Terminating Benefits Ruled Unconstitutional
The Human Rights Tribunal of Ontario (HRTO) still has to decide if terminating benefits for people who work past age 65 is discriminatory.
In the meantime, its interim decision in Talos v Grand Erie School Board has found the section of the Human Rights Code of Ontario which permits this as unconstitutional and discriminatory, says Alyssa LeBlanc, an associate at Fasken. Speaking at the Fasken Institute on the ‘Year in Review: The Best, The Worst, The Unbelievable,’ she said the case involves a teacher who continued to work past age 65. His extended health, dental, and life insurance was terminated at age 65. At the time, this was allowed under Section 252 (2.1) of the code. The applicant submitted that this section was unconstitutional.

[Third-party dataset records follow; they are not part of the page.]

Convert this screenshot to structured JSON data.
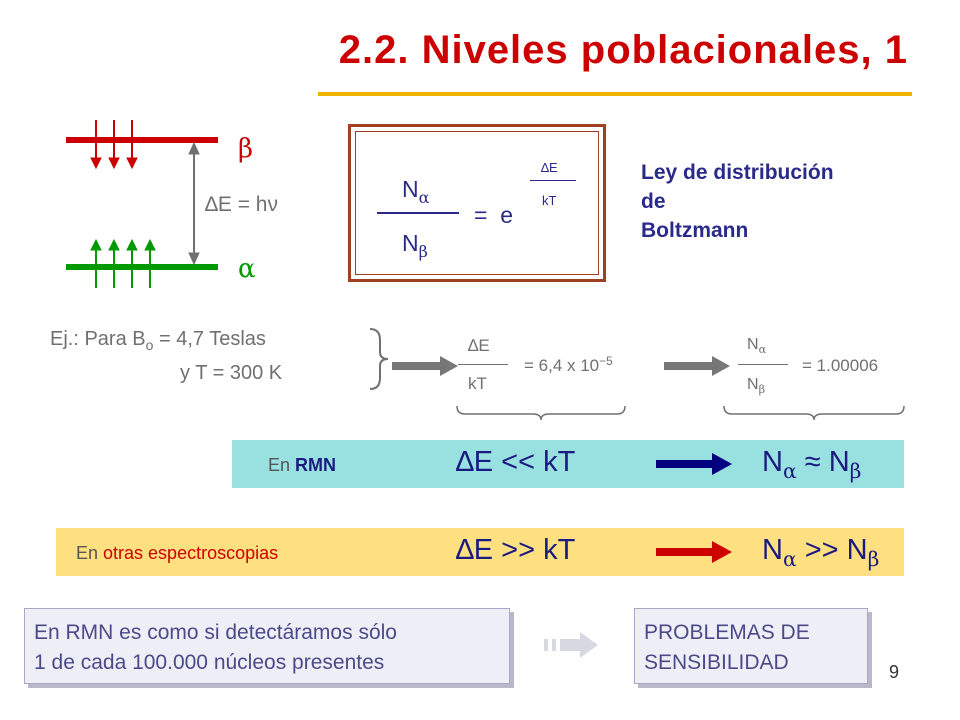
{
  "title": "2.2. Niveles poblacionales, 1",
  "levels": {
    "beta_label": "β",
    "alpha_label": "α",
    "delta_e_label": "∆E = hν"
  },
  "formula": {
    "num_main": "N",
    "num_sub": "α",
    "den_main": "N",
    "den_sub": "β",
    "equals_e": "=  e",
    "exp_num": "∆E",
    "exp_den": "kT"
  },
  "boltzmann": {
    "line1": "Ley de distribución",
    "line2": "de",
    "line3": "Boltzmann"
  },
  "example": {
    "line1_a": "Ej.: Para B",
    "line1_sub": "o",
    "line1_b": " = 4,7 Teslas",
    "line2": "y T = 300 K",
    "ratio_num": "∆E",
    "ratio_den": "kT",
    "ratio_value": "= 6,4 x 10",
    "ratio_exp": "−5",
    "pop_num_main": "N",
    "pop_num_sub": "α",
    "pop_den_main": "N",
    "pop_den_sub": "β",
    "pop_value": "= 1.00006"
  },
  "rmn_band": {
    "prefix": "En ",
    "highlight": "RMN",
    "relation": "∆E << kT",
    "result_main1": "N",
    "result_sub1": "α",
    "result_op": " ≈ ",
    "result_main2": "N",
    "result_sub2": "β"
  },
  "other_band": {
    "prefix": "En ",
    "highlight": "otras espectroscopias",
    "relation": "∆E >> kT",
    "result_main1": "N",
    "result_sub1": "α",
    "result_op": " >> ",
    "result_main2": "N",
    "result_sub2": "β"
  },
  "note_box": {
    "line1": "En RMN es como si detectáramos sólo",
    "line2": "1 de cada 100.000 núcleos presentes"
  },
  "problem_box": {
    "line1": "PROBLEMAS DE",
    "line2": "SENSIBILIDAD"
  },
  "page_number": "9",
  "colors": {
    "title_red": "#cc0000",
    "title_underline": "#f0b400",
    "beta_level": "#cc0000",
    "alpha_level": "#009900",
    "rmn_band": "#99e0e0",
    "other_band": "#ffe080",
    "navy_arrow": "#000080",
    "red_arrow": "#cc0000",
    "highlight_blue": "#1a1a80",
    "highlight_red": "#cc0000"
  }
}
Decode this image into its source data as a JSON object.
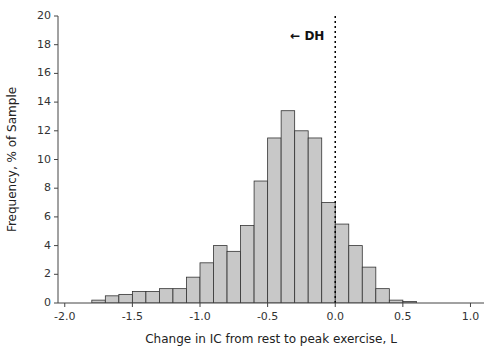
{
  "chart_data": {
    "type": "histogram",
    "bins": [
      -1.9,
      -1.8,
      -1.7,
      -1.6,
      -1.5,
      -1.4,
      -1.3,
      -1.2,
      -1.1,
      -1.0,
      -0.9,
      -0.8,
      -0.7,
      -0.6,
      -0.5,
      -0.4,
      -0.3,
      -0.2,
      -0.1,
      0.0,
      0.1,
      0.2,
      0.3,
      0.4,
      0.5,
      0.6,
      0.7,
      0.8,
      0.9,
      1.0
    ],
    "values": [
      0.0,
      0.2,
      0.5,
      0.6,
      0.8,
      0.8,
      1.0,
      1.0,
      1.8,
      2.8,
      4.0,
      3.6,
      5.4,
      8.5,
      11.5,
      13.4,
      12.0,
      11.5,
      7.0,
      5.5,
      4.0,
      2.5,
      1.0,
      0.2,
      0.1,
      0.0,
      0.0,
      0.0,
      0.0
    ],
    "color": "#c8c8c8",
    "xlim": [
      -2.05,
      1.1
    ],
    "ylim": [
      0,
      20
    ],
    "xticks": [
      {
        "value": -2.0,
        "label": "-2.0"
      },
      {
        "value": -1.5,
        "label": "-1.5"
      },
      {
        "value": -1.0,
        "label": "-1.0"
      },
      {
        "value": -0.5,
        "label": "-0.5"
      },
      {
        "value": 0.0,
        "label": "0.0"
      },
      {
        "value": 0.5,
        "label": "0.5"
      },
      {
        "value": 1.0,
        "label": "1.0"
      }
    ],
    "yticks": [
      0,
      2,
      4,
      6,
      8,
      10,
      12,
      14,
      16,
      18,
      20
    ],
    "xlabel": "Change in IC from rest to peak exercise, L",
    "ylabel": "Frequency, % of Sample",
    "annotations": [
      {
        "x": 0.0,
        "line_style": "dotted"
      },
      {
        "text": "← DH",
        "x": -0.08,
        "y": 18.6
      }
    ],
    "grid": false
  }
}
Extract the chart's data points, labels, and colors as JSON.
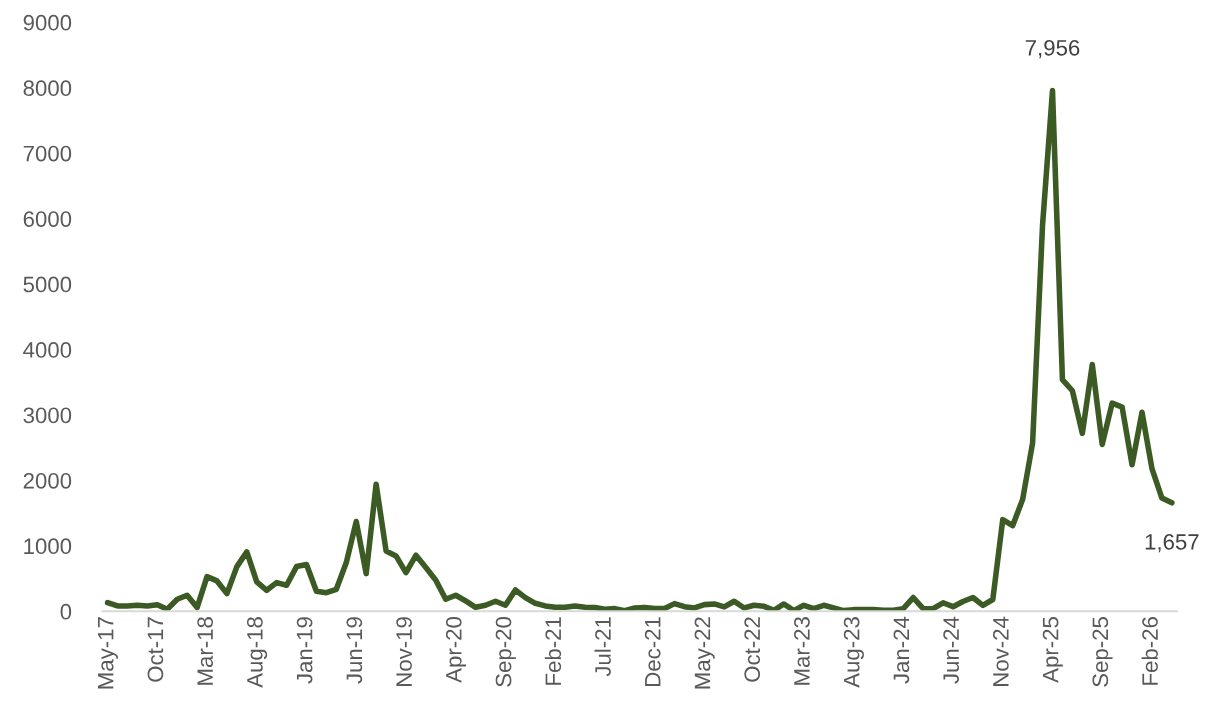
{
  "chart_data": {
    "type": "line",
    "categories": [
      "May-17",
      null,
      null,
      null,
      null,
      "Oct-17",
      null,
      null,
      null,
      null,
      "Mar-18",
      null,
      null,
      null,
      null,
      "Aug-18",
      null,
      null,
      null,
      null,
      "Jan-19",
      null,
      null,
      null,
      null,
      "Jun-19",
      null,
      null,
      null,
      null,
      "Nov-19",
      null,
      null,
      null,
      null,
      "Apr-20",
      null,
      null,
      null,
      null,
      "Sep-20",
      null,
      null,
      null,
      null,
      "Feb-21",
      null,
      null,
      null,
      null,
      "Jul-21",
      null,
      null,
      null,
      null,
      "Dec-21",
      null,
      null,
      null,
      null,
      "May-22",
      null,
      null,
      null,
      null,
      "Oct-22",
      null,
      null,
      null,
      null,
      "Mar-23",
      null,
      null,
      null,
      null,
      "Aug-23",
      null,
      null,
      null,
      null,
      "Jan-24",
      null,
      null,
      null,
      null,
      "Jun-24",
      null,
      null,
      null,
      null,
      "Nov-24",
      null,
      null,
      null,
      null,
      "Apr-25",
      null,
      null,
      null,
      null,
      "Sep-25",
      null,
      null,
      null,
      null,
      "Feb-26",
      null,
      null
    ],
    "series": [
      {
        "color": "#3b5a24",
        "values": [
          133,
          82,
          82,
          92,
          82,
          100,
          30,
          184,
          245,
          56,
          530,
          464,
          270,
          683,
          907,
          449,
          321,
          438,
          398,
          683,
          714,
          306,
          285,
          336,
          744,
          1371,
          576,
          1942,
          922,
          846,
          591,
          856,
          668,
          474,
          184,
          245,
          158,
          61,
          92,
          153,
          92,
          326,
          209,
          122,
          82,
          61,
          61,
          82,
          61,
          56,
          31,
          41,
          10,
          51,
          56,
          41,
          41,
          117,
          71,
          51,
          102,
          112,
          66,
          153,
          51,
          92,
          76,
          15,
          112,
          10,
          92,
          41,
          92,
          51,
          10,
          25,
          25,
          25,
          15,
          15,
          40,
          210,
          40,
          40,
          130,
          70,
          150,
          210,
          90,
          180,
          1400,
          1310,
          1710,
          2570,
          5900,
          7956,
          3540,
          3370,
          2720,
          3770,
          2550,
          3180,
          3120,
          2240,
          3040,
          2180,
          1730,
          1657
        ],
        "value_labels": [
          null,
          null,
          null,
          null,
          null,
          null,
          null,
          null,
          null,
          null,
          null,
          null,
          null,
          null,
          null,
          null,
          null,
          null,
          null,
          null,
          null,
          null,
          null,
          null,
          null,
          null,
          null,
          null,
          null,
          null,
          null,
          null,
          null,
          null,
          null,
          null,
          null,
          null,
          null,
          null,
          null,
          null,
          null,
          null,
          null,
          null,
          null,
          null,
          null,
          null,
          null,
          null,
          null,
          null,
          null,
          null,
          null,
          null,
          null,
          null,
          null,
          null,
          null,
          null,
          null,
          null,
          null,
          null,
          null,
          null,
          null,
          null,
          null,
          null,
          null,
          null,
          null,
          null,
          null,
          null,
          null,
          null,
          null,
          null,
          null,
          null,
          null,
          null,
          null,
          null,
          null,
          null,
          null,
          null,
          null,
          "7,956",
          null,
          null,
          null,
          null,
          null,
          null,
          null,
          null,
          null,
          null,
          null,
          "1,657"
        ]
      }
    ],
    "ylim": [
      0,
      9000
    ],
    "yticks": [
      0,
      1000,
      2000,
      3000,
      4000,
      5000,
      6000,
      7000,
      8000,
      9000
    ],
    "grid": false,
    "legend": false,
    "marker": "none",
    "line_style": "solid"
  }
}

The tribunal decision said this, in combination with the employment standards act, created a distinction between over 65s and under 65s doing the same work. It also put a burden on the employee that a 64-year-old would not face, especially since the employee was depending on the benefits to cover the healthcare costs of an ailing wife who had no benefit plan. An employee under age 65 would not have this burden. Nor could it find any financial or actuarial evidence that providing these benefits would add to the costs of the school board’s benefit plan. In fact, some benefit plans do not terminate benefits for employees even as old as 73. She said the decision was not based on merit, it only determined if the school board could use the section as a defence for its action.